Yidu used a Federated Learning model to protect the patients’ data, but they encountered an unexpected problem: the data provided by each of the eight hospitals differed in terms of quality — the result, Yu explains, of data labelling being done by the hospital staff “who are not trained in machine learning, so their labels are very diverse in terms of quality.”

He elaborates: “The company wants to pay hospitals who provide high-quality data more than those whose data quality is not so good. But how do they do that in a fair manner without actually looking at the data itself?”

To get around the problem, while still preserving patient privacy, Yu and his team used game theory to design a framework — called Contribution-Aware Federated Learning (CAreFL) — that made the Federated Learning model aware of the contributions it was being fed. In other words, CAreFL could evaluate the data and decide whether to aggregate the model fragments from all eight hospitals or leave out those with poorer-quality data. Moreover, it could perform these contribution evaluations 2.84 times faster than the best existing methods, with a 2.62% higher average accuracy (an improvement that is significant in industrial settings, Yu says).

“In the end, we could generate a report to the pharmaceutical company to say: ‘Ok, this is how much contribution each hospital made based on how much of their data was actually used,’” he says. “The company could then use this as evidence to come up with a fair division of their budget to pay the hospitals.
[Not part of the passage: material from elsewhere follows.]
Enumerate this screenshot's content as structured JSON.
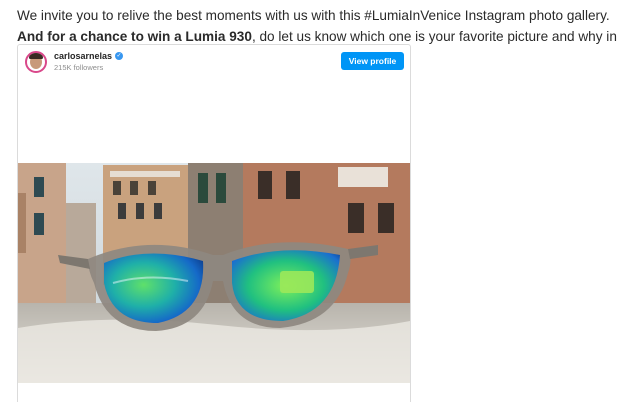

And if the hospitals enquire why they are being paid in this manner, they could produce this as an explanation.”

Apart from healthcare, TrustFUL has made inroads in other areas, including the renewable energy sector and in computer vision. Still, despite Federated Learning being “a very widely adopted technology” today (as compared to in 2019, when “barely anyone had heard of this”), it’s still something that is far from standardised, with big room for improvement, says Yu.

With his grant running until 2025, Yu has big plans for the future. “We are looking into how we can combine what we are currently doing with foundation models like ChatGPT,” he says.

His team is also keen to study how such large-scale AI models can teach smaller, more task specific models. “The thing with those big models is that they are too complex, so you don’t know what knowledge is inside that may be useful to your task,” he explains. “But Federated Learning could be a good opportunity for us to build model distillation techniques to help smaller models better accomplish their tasks. More advanced techniques such as quantum federated learning can also be explored in this context.”

Yu envisions a future where AI models are trained collaboratively by individuals who trade data on an exchange platform, similar to today’s stock exchange markets. (Image credit: Tobias Deml)

Of his work, Yu says: “My ultimate goal for the future is to enable open and free collaboration of building AI models with data. That will probably take the shape of a trustable and auditable data trading exchange platform like what you do with stocks today, but with data in the future.”

“Federated Learning could help people trade the data they collect, to help others build useful models without exposing their data privacy,” he adds.